FACEDOWNINSHIT
Nothing Positive, Only Negative
RelapseTrack listing:
01. Plasma Center Blues
02. NPON
03. Countless
04. Ten Strip
05. Association of Known Desirables
06. Fucked
07. Rough Sleep
So the question is: Why wouldn't you sign a band that released an album called "Shit Bloody Shit"? Well, that and the aptly described "southern fried dirt metal" will get an aptly-named band like FACEDOWNINSHIT a grubby spot on the Relapse roster. Take a little burned out punk rock soul, the heart of an EYEHATEGOD, and the misfiring synapses of a JUMBO'S KILLCRANE and you end up with "Nothing Positive, Only Negative", the Greensboro, North Carolina band's Relapse debut.
Hell, if the compositionally disfigured burnt blues crawl of album-opener "Plasma Center Blues" makes you feel a little queasy and unsure of yourself, then just sit back and enjoy it. It gets worse, and I mean that in the best possible way. After the crawl segues to heavy riff jabs and quicker tempos during the seven-minute tune's latter half, the title track kicks into a slightly speedier, rough 'n' tumble tempo of "NPON" that is, well, heavy as fuck, right down to the last burly shouts of "Nothing Positive! Only Negative!" Move on through three minutes of meanness ("Countless") and the equivalent of having your face dragged across broken concrete at a good clip ("Ten Strip"),and you run head on into a cancerous mass called "Association of Known Desirables".

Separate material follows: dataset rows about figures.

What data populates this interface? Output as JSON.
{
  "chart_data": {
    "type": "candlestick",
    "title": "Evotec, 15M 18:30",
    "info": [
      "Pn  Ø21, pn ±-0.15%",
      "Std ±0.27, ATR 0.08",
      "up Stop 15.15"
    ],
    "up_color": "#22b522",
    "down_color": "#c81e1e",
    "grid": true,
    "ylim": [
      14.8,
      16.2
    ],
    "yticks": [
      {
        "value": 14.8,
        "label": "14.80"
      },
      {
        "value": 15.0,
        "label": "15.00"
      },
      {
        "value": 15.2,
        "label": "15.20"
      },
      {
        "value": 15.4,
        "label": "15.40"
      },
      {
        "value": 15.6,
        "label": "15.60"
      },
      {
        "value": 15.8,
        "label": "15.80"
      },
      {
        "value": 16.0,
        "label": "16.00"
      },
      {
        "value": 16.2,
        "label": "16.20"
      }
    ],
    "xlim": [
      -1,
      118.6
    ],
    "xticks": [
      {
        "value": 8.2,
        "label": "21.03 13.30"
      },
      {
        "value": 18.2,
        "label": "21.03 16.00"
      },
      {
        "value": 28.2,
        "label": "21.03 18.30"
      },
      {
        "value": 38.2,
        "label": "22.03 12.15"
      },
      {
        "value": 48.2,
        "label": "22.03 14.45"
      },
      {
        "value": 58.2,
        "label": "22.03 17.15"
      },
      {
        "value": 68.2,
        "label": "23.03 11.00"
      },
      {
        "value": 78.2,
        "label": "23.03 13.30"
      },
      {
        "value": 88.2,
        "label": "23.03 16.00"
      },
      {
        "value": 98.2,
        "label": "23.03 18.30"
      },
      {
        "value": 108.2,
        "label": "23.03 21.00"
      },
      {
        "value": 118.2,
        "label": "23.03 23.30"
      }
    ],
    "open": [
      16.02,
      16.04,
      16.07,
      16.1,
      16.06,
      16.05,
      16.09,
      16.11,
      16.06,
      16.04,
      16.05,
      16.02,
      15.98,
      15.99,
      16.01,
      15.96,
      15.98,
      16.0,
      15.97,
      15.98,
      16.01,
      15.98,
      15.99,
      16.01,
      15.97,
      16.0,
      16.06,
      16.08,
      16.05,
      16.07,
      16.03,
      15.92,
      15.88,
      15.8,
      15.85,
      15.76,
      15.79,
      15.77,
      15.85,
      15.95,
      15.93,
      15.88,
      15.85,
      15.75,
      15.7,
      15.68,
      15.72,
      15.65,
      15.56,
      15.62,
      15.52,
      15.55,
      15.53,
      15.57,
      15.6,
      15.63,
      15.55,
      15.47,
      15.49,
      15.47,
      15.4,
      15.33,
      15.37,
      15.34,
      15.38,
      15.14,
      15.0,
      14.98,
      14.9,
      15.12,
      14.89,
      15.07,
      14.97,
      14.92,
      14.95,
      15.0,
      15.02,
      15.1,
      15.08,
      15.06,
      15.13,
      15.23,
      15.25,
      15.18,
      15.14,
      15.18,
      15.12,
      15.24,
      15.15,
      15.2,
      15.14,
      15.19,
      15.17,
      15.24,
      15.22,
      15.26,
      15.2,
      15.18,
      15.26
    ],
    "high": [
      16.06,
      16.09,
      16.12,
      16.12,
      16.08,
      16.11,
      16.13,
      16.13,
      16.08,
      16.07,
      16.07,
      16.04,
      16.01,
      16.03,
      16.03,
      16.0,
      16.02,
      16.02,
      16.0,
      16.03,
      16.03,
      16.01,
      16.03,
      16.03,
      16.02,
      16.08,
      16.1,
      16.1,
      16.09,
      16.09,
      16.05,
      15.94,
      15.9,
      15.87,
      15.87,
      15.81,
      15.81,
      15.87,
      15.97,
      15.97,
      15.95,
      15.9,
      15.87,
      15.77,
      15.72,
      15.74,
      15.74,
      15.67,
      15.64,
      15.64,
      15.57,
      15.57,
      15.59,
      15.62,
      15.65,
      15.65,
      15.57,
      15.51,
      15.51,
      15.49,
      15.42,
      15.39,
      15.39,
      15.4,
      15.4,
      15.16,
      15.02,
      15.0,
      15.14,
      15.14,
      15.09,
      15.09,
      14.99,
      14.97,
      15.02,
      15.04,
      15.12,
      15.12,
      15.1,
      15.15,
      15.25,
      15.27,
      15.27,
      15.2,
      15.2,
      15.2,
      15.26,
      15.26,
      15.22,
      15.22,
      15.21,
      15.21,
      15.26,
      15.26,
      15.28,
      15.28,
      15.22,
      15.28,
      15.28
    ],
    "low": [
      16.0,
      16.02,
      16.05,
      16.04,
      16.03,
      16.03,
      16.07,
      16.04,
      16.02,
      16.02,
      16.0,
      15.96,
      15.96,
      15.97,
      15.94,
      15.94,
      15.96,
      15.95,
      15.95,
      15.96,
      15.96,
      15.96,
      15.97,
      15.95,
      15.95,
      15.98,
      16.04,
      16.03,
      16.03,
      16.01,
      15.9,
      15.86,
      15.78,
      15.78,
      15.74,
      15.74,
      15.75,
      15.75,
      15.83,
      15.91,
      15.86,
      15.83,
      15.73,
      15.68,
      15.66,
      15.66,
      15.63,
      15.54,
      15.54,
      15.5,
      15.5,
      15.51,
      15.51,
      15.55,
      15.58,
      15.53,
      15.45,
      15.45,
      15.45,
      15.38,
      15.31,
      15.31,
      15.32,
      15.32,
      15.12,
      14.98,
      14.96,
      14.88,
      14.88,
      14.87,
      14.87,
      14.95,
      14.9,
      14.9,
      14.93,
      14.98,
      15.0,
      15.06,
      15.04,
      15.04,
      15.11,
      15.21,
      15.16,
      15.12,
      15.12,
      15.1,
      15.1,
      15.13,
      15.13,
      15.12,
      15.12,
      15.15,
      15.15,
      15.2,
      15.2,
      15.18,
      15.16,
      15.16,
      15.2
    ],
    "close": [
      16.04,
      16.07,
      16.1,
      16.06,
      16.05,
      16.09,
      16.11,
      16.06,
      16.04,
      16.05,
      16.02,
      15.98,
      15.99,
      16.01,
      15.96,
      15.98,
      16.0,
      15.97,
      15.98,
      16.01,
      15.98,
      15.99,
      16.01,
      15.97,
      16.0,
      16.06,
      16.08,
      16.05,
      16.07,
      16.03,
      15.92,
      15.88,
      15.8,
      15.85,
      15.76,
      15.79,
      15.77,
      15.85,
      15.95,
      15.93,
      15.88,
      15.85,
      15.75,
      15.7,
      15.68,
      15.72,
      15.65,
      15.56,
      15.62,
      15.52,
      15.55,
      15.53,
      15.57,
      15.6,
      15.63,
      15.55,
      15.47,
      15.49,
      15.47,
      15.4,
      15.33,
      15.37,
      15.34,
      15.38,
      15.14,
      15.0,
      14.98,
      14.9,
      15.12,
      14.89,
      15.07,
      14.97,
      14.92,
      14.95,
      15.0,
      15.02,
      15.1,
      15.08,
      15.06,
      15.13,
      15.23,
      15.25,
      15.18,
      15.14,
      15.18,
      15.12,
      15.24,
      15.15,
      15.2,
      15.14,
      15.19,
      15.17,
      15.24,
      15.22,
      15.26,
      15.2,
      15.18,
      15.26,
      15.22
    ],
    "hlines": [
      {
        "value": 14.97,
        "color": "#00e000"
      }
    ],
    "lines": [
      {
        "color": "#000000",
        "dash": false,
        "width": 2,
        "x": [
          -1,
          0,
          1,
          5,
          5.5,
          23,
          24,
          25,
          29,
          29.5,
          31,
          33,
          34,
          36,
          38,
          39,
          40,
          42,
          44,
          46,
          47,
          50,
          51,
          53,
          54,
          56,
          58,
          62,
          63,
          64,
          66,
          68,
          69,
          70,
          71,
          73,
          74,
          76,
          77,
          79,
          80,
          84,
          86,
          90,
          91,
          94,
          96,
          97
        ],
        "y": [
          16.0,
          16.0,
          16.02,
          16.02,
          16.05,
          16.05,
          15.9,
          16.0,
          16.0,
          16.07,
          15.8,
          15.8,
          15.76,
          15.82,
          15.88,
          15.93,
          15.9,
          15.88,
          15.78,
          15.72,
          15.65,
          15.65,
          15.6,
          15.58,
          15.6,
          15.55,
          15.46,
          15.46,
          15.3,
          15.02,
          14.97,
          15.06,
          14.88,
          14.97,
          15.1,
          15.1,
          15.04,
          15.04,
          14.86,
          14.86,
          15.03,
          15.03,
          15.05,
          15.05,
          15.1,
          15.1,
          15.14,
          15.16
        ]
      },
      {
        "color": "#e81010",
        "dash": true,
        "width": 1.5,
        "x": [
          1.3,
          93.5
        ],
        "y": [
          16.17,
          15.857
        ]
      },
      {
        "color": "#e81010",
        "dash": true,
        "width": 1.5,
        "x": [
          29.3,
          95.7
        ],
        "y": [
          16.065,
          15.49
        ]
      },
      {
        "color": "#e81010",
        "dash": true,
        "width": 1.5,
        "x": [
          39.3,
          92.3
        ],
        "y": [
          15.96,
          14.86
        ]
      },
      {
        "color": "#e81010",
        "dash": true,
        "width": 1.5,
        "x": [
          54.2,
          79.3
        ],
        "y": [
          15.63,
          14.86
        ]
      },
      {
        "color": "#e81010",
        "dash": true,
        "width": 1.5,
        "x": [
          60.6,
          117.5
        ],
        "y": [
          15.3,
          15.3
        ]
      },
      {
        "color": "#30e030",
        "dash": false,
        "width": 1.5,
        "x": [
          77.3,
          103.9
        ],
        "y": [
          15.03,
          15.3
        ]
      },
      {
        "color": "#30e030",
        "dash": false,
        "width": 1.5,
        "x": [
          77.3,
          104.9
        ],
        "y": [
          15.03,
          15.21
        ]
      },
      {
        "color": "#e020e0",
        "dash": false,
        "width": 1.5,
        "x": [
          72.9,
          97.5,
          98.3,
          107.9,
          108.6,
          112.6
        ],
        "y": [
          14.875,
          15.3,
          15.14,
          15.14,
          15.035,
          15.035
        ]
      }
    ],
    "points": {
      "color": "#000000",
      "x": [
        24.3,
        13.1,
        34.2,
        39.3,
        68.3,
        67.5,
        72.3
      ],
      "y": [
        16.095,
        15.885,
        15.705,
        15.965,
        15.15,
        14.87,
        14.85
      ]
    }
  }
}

Now that you are finally starting to enjoy the back-and-forth bouts of disjointed axe grind and coarse groove riffing, courtesy of guitarist/vocalist Jason Crumer, the distorted and angry throbs of bassist/vocalist Waylon Riffs, and the Bohnam-esque sledgehammer style of Ryan Wolfe, you're ready for the grand finales. "Fucked" and "Rough Sleep" send you barreling down a steep mountainside. The trio has a sixth sense of when to pull back and release, and there is usually a moment when the riff leaps out and strangles or the drummer flies off into a rage and clobbers you over the head, signaling a change of direction with tires screeching. Speeding gallops, hard right turns on to Southern Jam Street, SABBATH blues-smolder, and pinches of light trippiness meld together splendidly over these two charred and scarred tracks. Ugliness never sounded so good.